Japon mimar ve profesör Kengo Kuma, Camper’la Camper Together projesi için bir araya geldi. Mimarlığını üstlendiği yapılarda genel olarak bambu, cam, çelik ve ahşabı tercih eden Kuma ile röportaj yapmam için teklif geldiğinde oldukça heyecanlandım. Tokyo Olimpiyat Stadyumu’nun da mimarı olan Kengo Kuma’nın çalışmalarına hayran olmamak elde değil. Artkolik okurları için gerçekleştirdiğimiz röportajla, onu daha yakından tanımaya ne dersiniz?
Röportaj: Sebla TANIK
Türkiye’deki okurlarımız için bize kendinizden bahseder misiniz?
Şu an 2019 yılında Türk şehri Eskişehir’de açılacak olan Odunpazarı Modern Sanat Müzesi’ni tasarlamak için çalışıyorum. Türkiye’ye yakın olan biri olarak bu ülkeye birkaç kez seyahat ettim. Türkiye ve Japonya birbirleriyle yakın ilişkilere sahip olduklarından, her iki ülkenin de bu dostane ilişkileri koruyacağını umuyorum.
Tasarım felsefeniz neye dayanıyor?
Tasarımımın kaynağı mekanın gücüdür. Mimariyi tasarlarken, her zaman zengin kültürden ve mekanın doğal kaynaklarından ilham alırım. Mekanın gücünü, tasarladığım binanın cazibesine dönüştürmeyi amaçlıyorum.
BIG ve 3xN de dahil olmak üzere birçok ödül kazandınız. Waterfront için yaptığınız projenin hangi yönleriyle jüri nezdinde öne çıktığını düşünüyorsunuz?
Diğer spor merkezlerinden farklı olarak önerimiz, Waterfront Kültür Merkezi’ni suyun ruhsal olarak kullanıldığı ve insanların kendilerini daha iyi hissettiği bir yer olarak tasarlamaktır.
Camper ile bir proje gerçekleştirdiniz. “Camper Together”…
Mayorka adasında bir fabrikayı ve bir Camper araştırma merkezini ziyaret ettiğimde, felsefelerinden ve özgür bir tasarım atmosferinden çok cesaret aldım.

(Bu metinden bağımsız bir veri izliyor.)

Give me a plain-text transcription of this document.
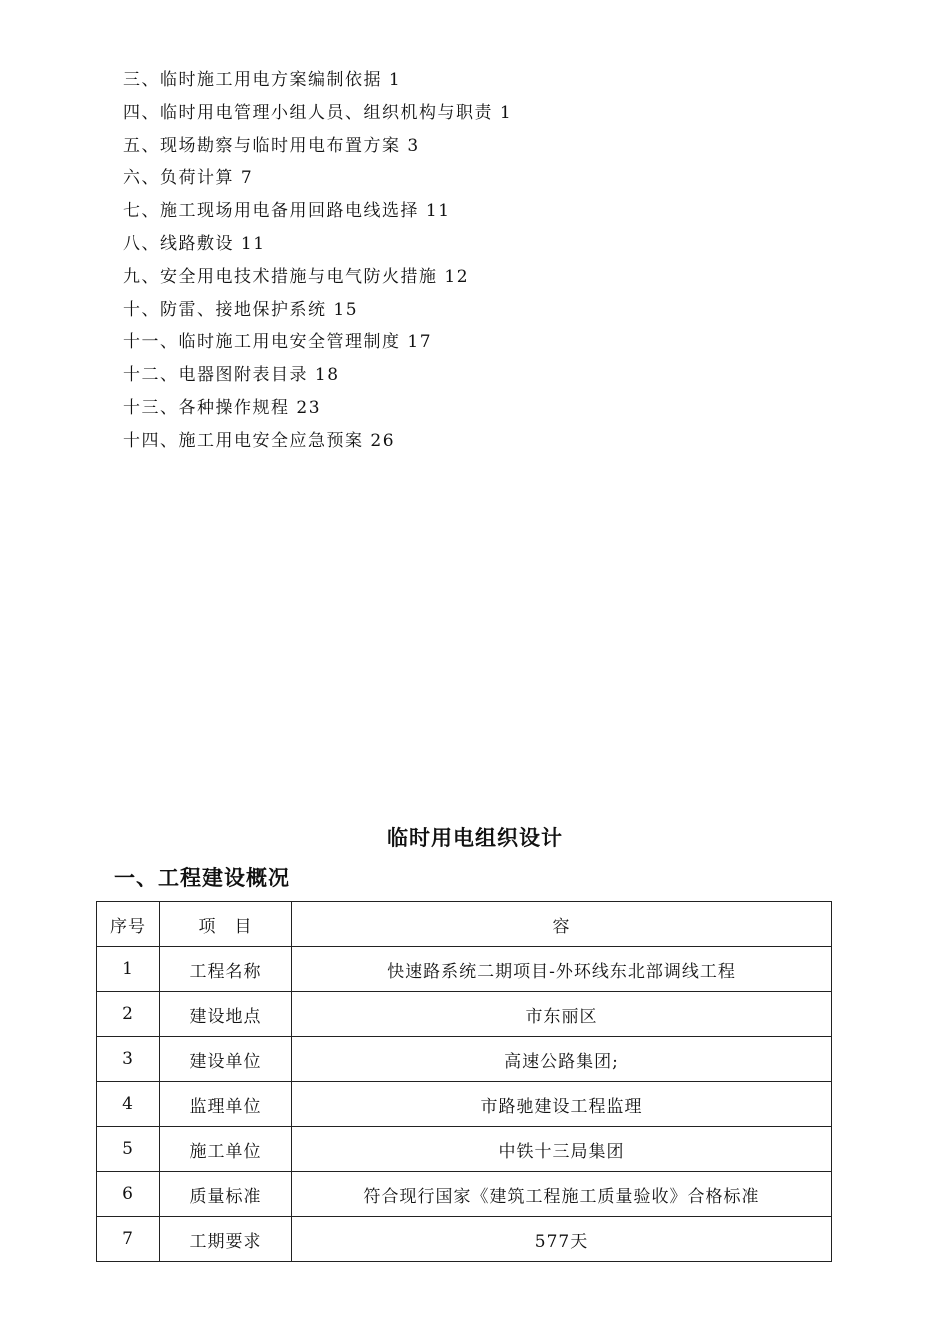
三、临时施工用电方案编制依据 1
四、临时用电管理小组人员、组织机构与职责 1
五、现场勘察与临时用电布置方案 3
六、负荷计算 7
七、施工现场用电备用回路电线选择 11
八、线路敷设 11
九、安全用电技术措施与电气防火措施 12
十、防雷、接地保护系统 15
十一、临时施工用电安全管理制度 17
十二、电器图附表目录 18
十三、各种操作规程 23
十四、施工用电安全应急预案 26
临时用电组织设计
一、工程建设概况
序号	项　目	容
1	工程名称	快速路系统二期项目-外环线东北部调线工程
2	建设地点	市东丽区
3	建设单位	高速公路集团;
4	监理单位	市路驰建设工程监理
5	施工单位	中铁十三局集团
6	质量标准	符合现行国家《建筑工程施工质量验收》合格标准
7	工期要求	577天
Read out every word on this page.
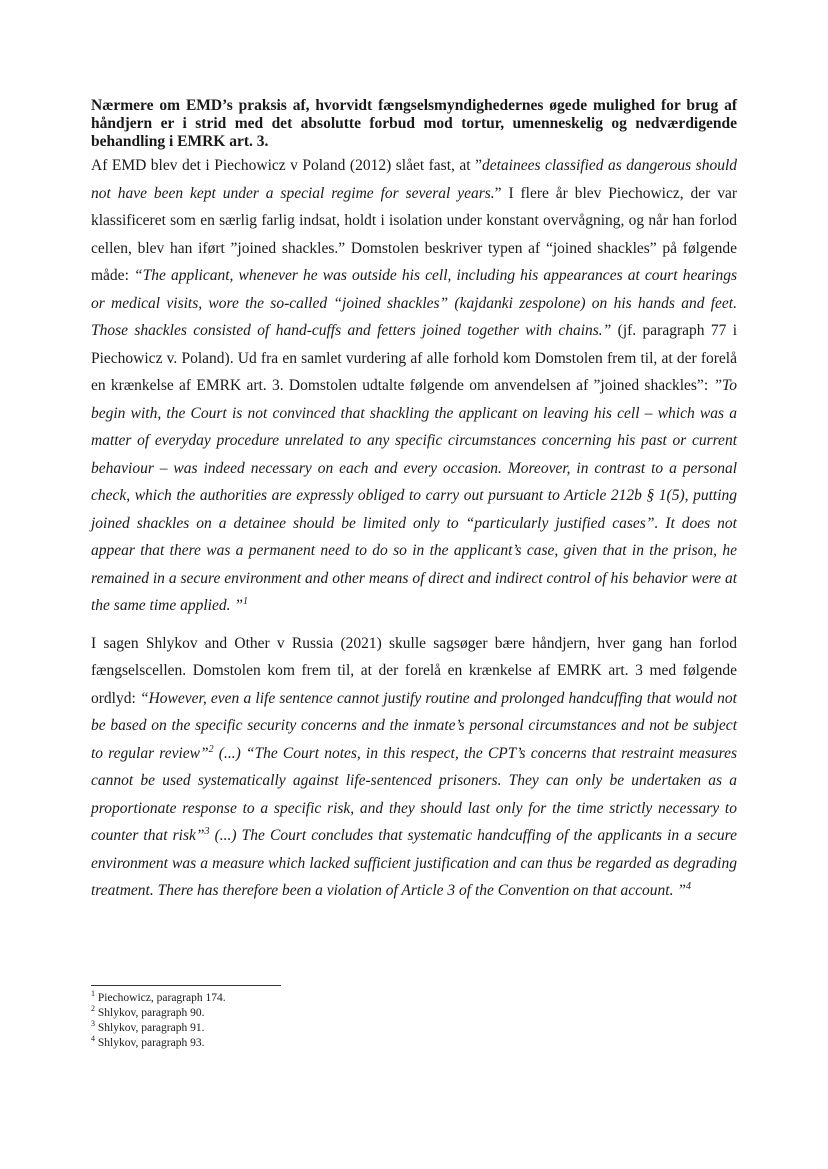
Nærmere om EMD’s praksis af, hvorvidt fængselsmyndighedernes øgede mulighed for brug af håndjern er i strid med det absolutte forbud mod tortur, umenneskelig og nedværdigende behandling i EMRK art. 3.

Af EMD blev det i Piechowicz v Poland (2012) slået fast, at ”detainees classified as dangerous should not have been kept under a special regime for several years.” I flere år blev Piechowicz, der var klassificeret som en særlig farlig indsat, holdt i isolation under konstant overvågning, og når han forlod cellen, blev han iført ”joined shackles.” Domstolen beskriver typen af “joined shackles” på følgende måde: “The applicant, whenever he was outside his cell, including his appearances at court hearings or medical visits, wore the so-called “joined shackles” (kajdanki zespolone) on his hands and feet. Those shackles consisted of hand-cuffs and fetters joined together with chains.” (jf. paragraph 77 i Piechowicz v. Poland). Ud fra en samlet vurdering af alle forhold kom Domstolen frem til, at der forelå en krænkelse af EMRK art. 3. Domstolen udtalte følgende om anvendelsen af ”joined shackles”: ”To begin with, the Court is not convinced that shackling the applicant on leaving his cell – which was a matter of everyday procedure unrelated to any specific circumstances concerning his past or current behaviour – was indeed necessary on each and every occasion. Moreover, in contrast to a personal check, which the authorities are expressly obliged to carry out pursuant to Article 212b § 1(5), putting joined shackles on a detainee should be limited only to “particularly justified cases”. It does not appear that there was a permanent need to do so in the applicant’s case, given that in the prison, he remained in a secure environment and other means of direct and indirect control of his behavior were at the same time applied. ”$^1$

I sagen Shlykov and Other v Russia (2021) skulle sagsøger bære håndjern, hver gang han forlod fængselscellen. Domstolen kom frem til, at der forelå en krænkelse af EMRK art. 3 med følgende ordlyd: “However, even a life sentence cannot justify routine and prolonged handcuffing that would not be based on the specific security concerns and the inmate’s personal circumstances and not be subject to regular review”$^2$ (...) “The Court notes, in this respect, the CPT’s concerns that restraint measures cannot be used systematically against life-sentenced prisoners. They can only be undertaken as a proportionate response to a specific risk, and they should last only for the time strictly necessary to counter that risk”$^3$ (...) The Court concludes that systematic handcuffing of the applicants in a secure environment was a measure which lacked sufficient justification and can thus be regarded as degrading treatment. There has therefore been a violation of Article 3 of the Convention on that account. ”$^4$

$^1$ Piechowicz, paragraph 174.

$^2$ Shlykov, paragraph 90.

$^3$ Shlykov, paragraph 91.

$^4$ Shlykov, paragraph 93.
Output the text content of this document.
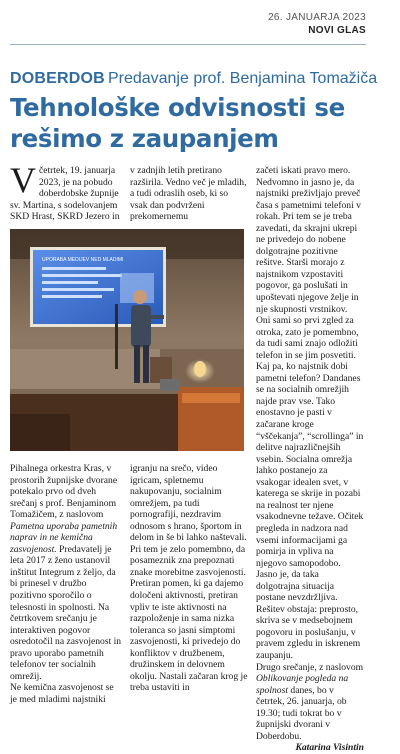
26. JANUARJA 2023
NOVI GLAS
DOBERDOB Predavanje prof. Benjamina Tomažiča
Tehnološke odvisnosti se
rešimo z zaupanjem

Včetrtek, 19. januarja 2023, je na pobudo doberdobske župnije sv. Martina, s sodelovanjem SKD Hrast, SKRD Jezero in

v zadnjih letih pretirano razširila. Vedno več je mladih, a tudi odraslih oseb, ki so vsak dan podvrženi prekomernemu

UPORABA MEDIJEV NED MLADIMI

Pihalnega orkestra Kras, v prostorih župnijske dvorane potekalo prvo od dveh srečanj s prof. Benjaminom Tomažičem, z naslovom Pametna uporaba pametnih naprav in ne kemična zasvojenost. Predavatelj je leta 2017 z ženo ustanovil inštitut Integrum z željo, da bi prinesel v družbo pozitivno sporočilo o telesnosti in spolnosti. Na četrtkovem srečanju je interaktiven pogovor osredotočil na zasvojenost in pravo uporabo pametnih telefonov ter socialnih omrežij.

Ne kemična zasvojenost se je med mladimi najstniki

igranju na srečo, video igricam, spletnemu nakupovanju, socialnim omrežjem, pa tudi pornografiji, nezdravim odnosom s hrano, športom in delom in še bi lahko naštevali. Pri tem je zelo pomembno, da posameznik zna prepoznati znake morebitne zasvojenosti. Pretiran pomen, ki ga dajemo določeni aktivnosti, pretiran vpliv te iste aktivnosti na razpoloženje in sama nizka toleranca so jasni simptomi zasvojenosti, ki privedejo do konfliktov v družbenem, družinskem in delovnem okolju. Nastali začaran krog je treba ustaviti in

začeti iskati pravo mero. Nedvomno in jasno je, da najstniki preživljajo preveč časa s pametnimi telefoni v rokah. Pri tem se je treba zavedati, da skrajni ukrepi ne privedejo do nobene dolgotrajne pozitivne rešitve. Starši morajo z najstnikom vzpostaviti pogovor, ga poslušati in upoštevati njegove želje in nje skupnosti vrstnikov. Oni sami so prvi zgled za otroka, zato je pomembno, da tudi sami znajo odložiti telefon in se jim posvetiti. Kaj pa, ko najstnik dobi pametni telefon? Dandanes se na socialnih omrežjih najde prav vse. Tako enostavno je pasti v začarane kroge “vščekanja”, “scrollinga” in delitve najrazličnejših vsebin. Socialna omrežja lahko postanejo za vsakogar idealen svet, v katerega se skrije in pozabi na realnost ter njene vsakodnevne težave. Očitek pregleda in nadzora nad vsemi informacijami ga pomirja in vpliva na njegovo samopodobo. Jasno je, da taka dolgotrajna situacija postane nevzdržljiva. Rešitev obstaja: preprosto, skriva se v medsebojnem pogovoru in poslušanju, v pravem zgledu in iskrenem zaupanju.

Drugo srečanje, z naslovom Oblikovanje pogleda na spolnost danes, bo v četrtek, 26. januarja, ob 19.30; tudi tokrat bo v župnijski dvorani v Doberdobu.

Katarina Visintin
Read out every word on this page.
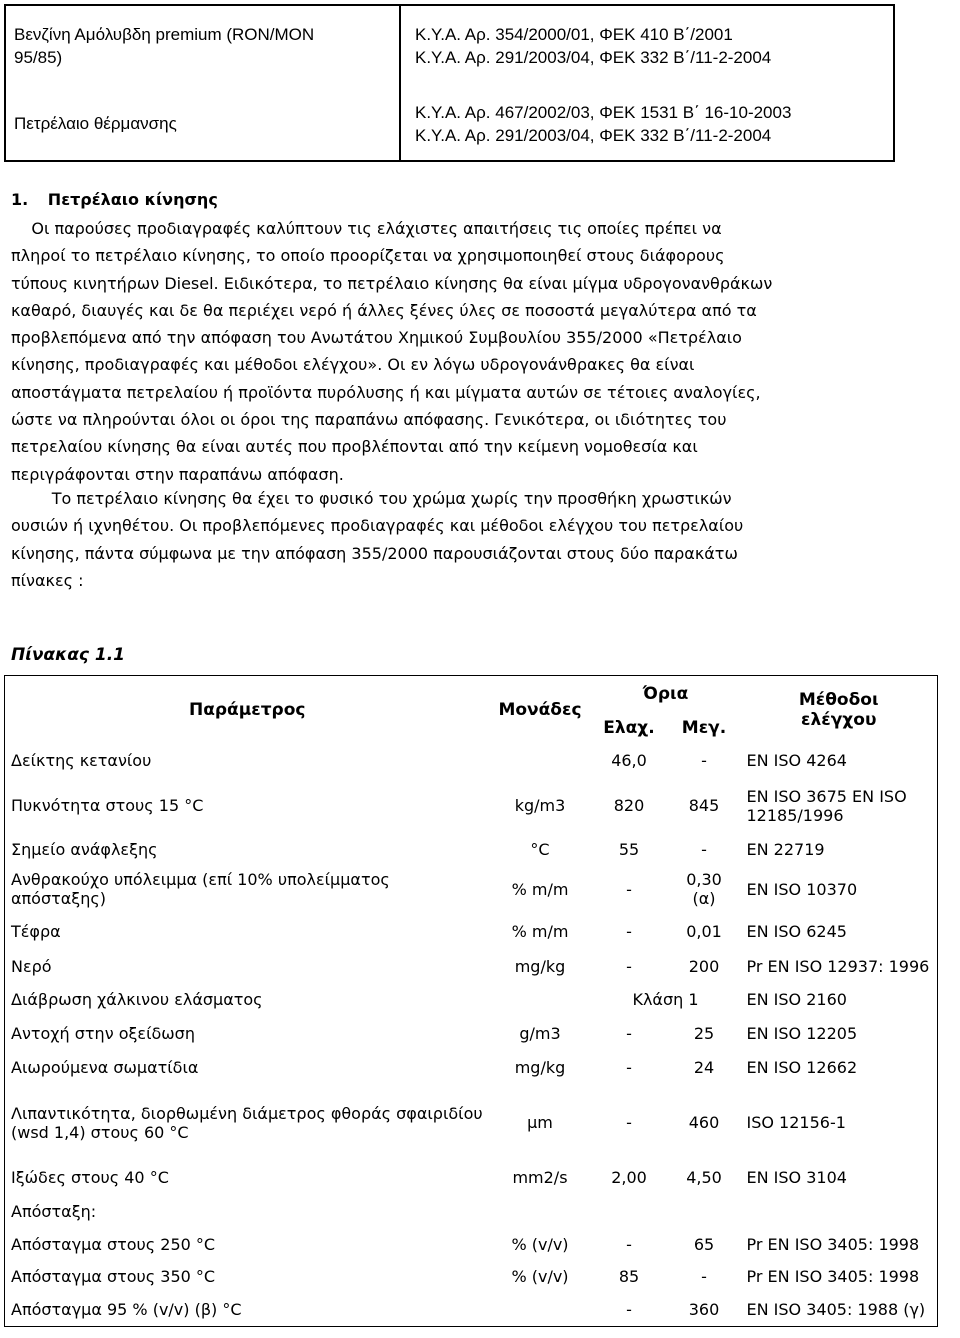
Βενζίνη Αμόλυβδη premium (RON/MON
95/85)	Κ.Υ.Α. Αρ. 354/2000/01, ΦΕΚ 410 Β΄/2001
Κ.Υ.Α. Αρ. 291/2003/04, ΦΕΚ 332 Β΄/11-2-2004

Πετρέλαιο θέρμανσης	Κ.Υ.Α. Αρ. 467/2002/03, ΦΕΚ 1531 Β΄ 16-10-2003
Κ.Υ.Α. Αρ. 291/2003/04, ΦΕΚ 332 Β΄/11-2-2004
1. Πετρέλαιο κίνησης
Οι παρούσες προδιαγραφές καλύπτουν τις ελάχιστες απαιτήσεις τις οποίες πρέπει να
πληροί το πετρέλαιο κίνησης, το οποίο προορίζεται να χρησιμοποιηθεί στους διάφορους
τύπους κινητήρων Diesel. Ειδικότερα, το πετρέλαιο κίνησης θα είναι μίγμα υδρογονανθράκων
καθαρό, διαυγές και δε θα περιέχει νερό ή άλλες ξένες ύλες σε ποσοστά μεγαλύτερα από τα
προβλεπόμενα από την απόφαση του Ανωτάτου Χημικού Συμβουλίου 355/2000 «Πετρέλαιο
κίνησης, προδιαγραφές και μέθοδοι ελέγχου». Οι εν λόγω υδρογονάνθρακες θα είναι
αποστάγματα πετρελαίου ή προϊόντα πυρόλυσης ή και μίγματα αυτών σε τέτοιες αναλογίες,
ώστε να πληρούνται όλοι οι όροι της παραπάνω απόφασης. Γενικότερα, οι ιδιότητες του
πετρελαίου κίνησης θα είναι αυτές που προβλέπονται από την κείμενη νομοθεσία και
περιγράφονται στην παραπάνω απόφαση.
Το πετρέλαιο κίνησης θα έχει το φυσικό του χρώμα χωρίς την προσθήκη χρωστικών
ουσιών ή ιχνηθέτου. Οι προβλεπόμενες προδιαγραφές και μέθοδοι ελέγχου του πετρελαίου
κίνησης, πάντα σύμφωνα με την απόφαση 355/2000 παρουσιάζονται στους δύο παρακάτω
πίνακες :
Πίνακας 1.1
Παράμετρος	Μονάδες	Όρια		Μέθοδοι
ελέγχου

		Ελαχ.	Μεγ.	
Δείκτης κετανίου		46,0	-	EN ISO 4264
Πυκνότητα στους 15 °C	kg/m3	820	845	EN ISO 3675 EN ISO 12185/1996
Σημείο ανάφλεξης	°C	55	-	EN 22719
Ανθρακούχο υπόλειμμα (επί 10% υπολείμματος απόσταξης)	% m/m	-	0,30 (α)	EN ISO 10370
Τέφρα	% m/m	-	0,01	EN ISO 6245
Νερό	mg/kg	-	200	Pr EN ISO 12937: 1996
Διάβρωση χάλκινου ελάσματος		Κλάση 1		EN ISO 2160
Αντοχή στην οξείδωση	g/m3	-	25	EN ISO 12205
Αιωρούμενα σωματίδια	mg/kg	-	24	EN ISO 12662
Λιπαντικότητα, διορθωμένη διάμετρος φθοράς σφαιριδίου (wsd 1,4) στους 60 °C	μm	-	460	ISO 12156-1
Ιξώδες στους 40 °C	mm2/s	2,00	4,50	EN ISO 3104
Απόσταξη:				
Απόσταγμα στους 250 °C	% (v/v)	-	65	Pr EN ISO 3405: 1998
Απόσταγμα στους 350 °C	% (v/v)	85	-	Pr EN ISO 3405: 1998
Απόσταγμα 95 % (v/v) (β) °C		-	360	EN ISO 3405: 1988 (γ)
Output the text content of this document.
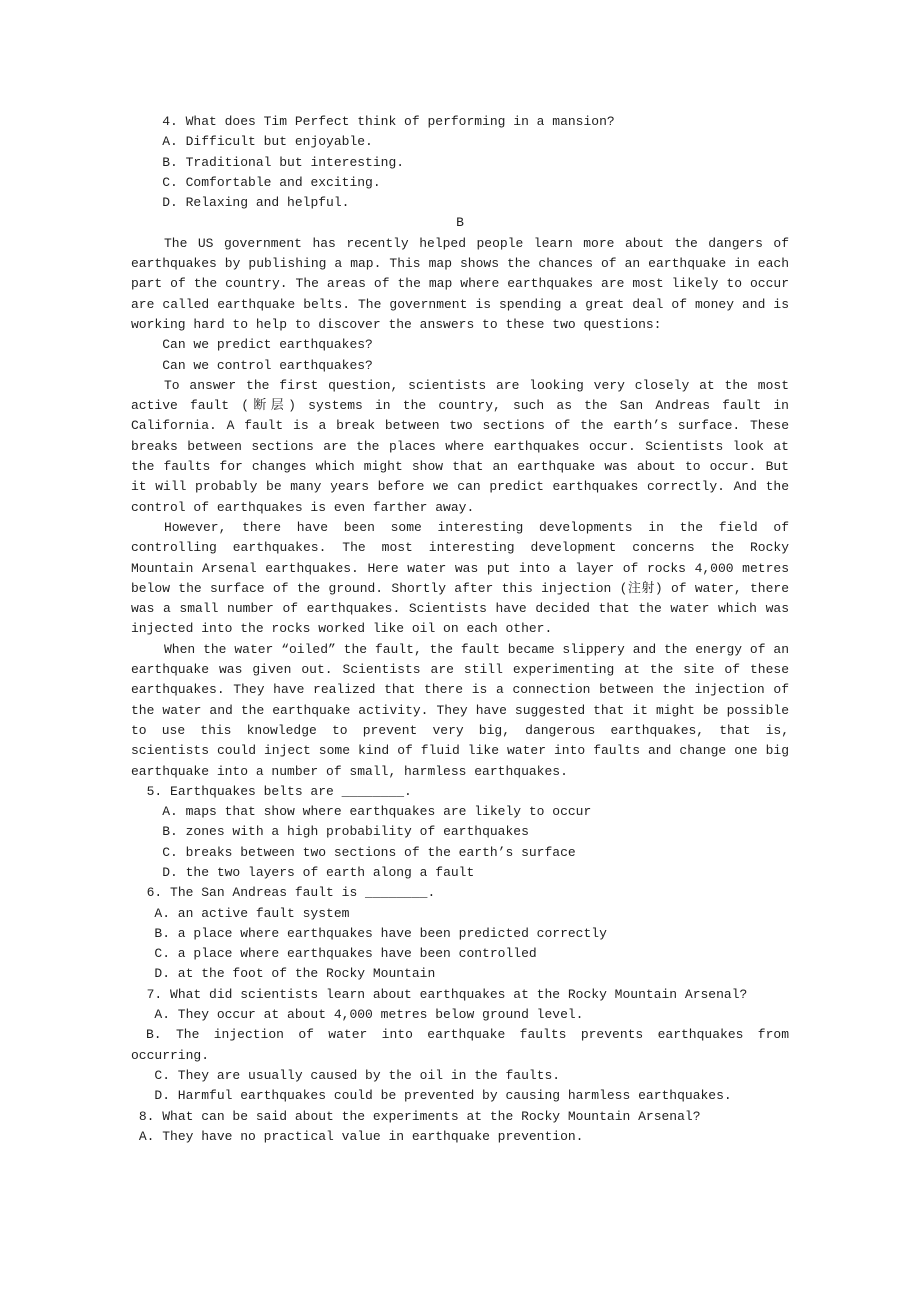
4. What does Tim Perfect think of performing in a mansion?
A. Difficult but enjoyable.
B. Traditional but interesting.
C. Comfortable and exciting.
D. Relaxing and helpful.
B
The US government has recently helped people learn more about the dangers of earthquakes by publishing a map. This map shows the chances of an earthquake in each part of the country. The areas of the map where earthquakes are most likely to occur are called earthquake belts. The government is spending a great deal of money and is working hard to help to discover the answers to these two questions:
Can we predict earthquakes?
Can we control earthquakes?
To answer the first question, scientists are looking very closely at the most active fault (断层) systems in the country, such as the San Andreas fault in California. A fault is a break between two sections of the earth’s surface. These breaks between sections are the places where earthquakes occur. Scientists look at the faults for changes which might show that an earthquake was about to occur. But it will probably be many years before we can predict earthquakes correctly. And the control of earthquakes is even farther away.
However, there have been some interesting developments in the field of controlling earthquakes. The most interesting development concerns the Rocky Mountain Arsenal earthquakes. Here water was put into a layer of rocks 4,000 metres below the surface of the ground. Shortly after this injection (注射) of water, there was a small number of earthquakes. Scientists have decided that the water which was injected into the rocks worked like oil on each other.
When the water “oiled” the fault, the fault became slippery and the energy of an earthquake was given out. Scientists are still experimenting at the site of these earthquakes. They have realized that there is a connection between the injection of the water and the earthquake activity. They have suggested that it might be possible to use this knowledge to prevent very big, dangerous earthquakes, that is, scientists could inject some kind of fluid like water into faults and change one big earthquake into a number of small, harmless earthquakes.
5. Earthquakes belts are ________.
A. maps that show where earthquakes are likely to occur
B. zones with a high probability of earthquakes
C. breaks between two sections of the earth’s surface
D. the two layers of earth along a fault
6. The San Andreas fault is ________.
A. an active fault system
B. a place where earthquakes have been predicted correctly
C. a place where earthquakes have been controlled
D. at the foot of the Rocky Mountain
7. What did scientists learn about earthquakes at the Rocky Mountain Arsenal?
A. They occur at about 4,000 metres below ground level.
B. The injection of water into earthquake faults prevents earthquakes from occurring.
C. They are usually caused by the oil in the faults.
D. Harmful earthquakes could be prevented by causing harmless earthquakes.
8. What can be said about the experiments at the Rocky Mountain Arsenal?
A. They have no practical value in earthquake prevention.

Camper’ın Barcelona Paseo de Gracia mağazası için kullandığınız malzemelerle iki kültür arasında nasıl bir bağ kurdunuz?
Sokak kültürünün Camper’in tasarımının özü olduğuna inandığım için, Barselona’daki ilk mağazasını, Asakusa Kültür Turist Bilgilendirme Merkezi tasarımımız gibi, sokağın canlı kültürünü iç mekana sokarak yeniden tasarladım.
Çağdaş sanat çevresinde mimarların rolü hakkında ne düşünüyorsunuz?
Mimarlar, sokak kültürünün yalnızca mimari tasarımına odaklanmak yerine, mimari tasarım yoluyla yeniden yapılandırmayı amaçlamalıdır.
Dünya çapında yürüttüğünüz projelerle birlikte Tokyo ve Paris ofisleriniz de genişliyor mu?
Tokyo, Paris ve Çin’deki ofislerimiz genişleme isteğimizden değil, dünyanın dört bir yanındaki ülkelerden bir çok proje teklifi aldığından dolayı genişliyor. Ofislerimizin bu kadar büyük olmasını istemiyorum, ancak her projeye yeterince konsantre olabilmek için onları uygun bir boyutta tutmayı amaçlıyoruz.
Türkiye’ye birkaç kez ziyarete gelmiş bir mimar olarak, bizim mimarimizi inceleme fırsatınız olmuştur sanırım?
Doğu ve Batı’yı birbirine bağlayan bir düğüm olan Türkiye, mimarlık kültüründe de kendine özgü bir geleneğe sahiptir. Ayasofya’yı dünyadaki en önemli mimarilerden biri olarak düşünüyorum.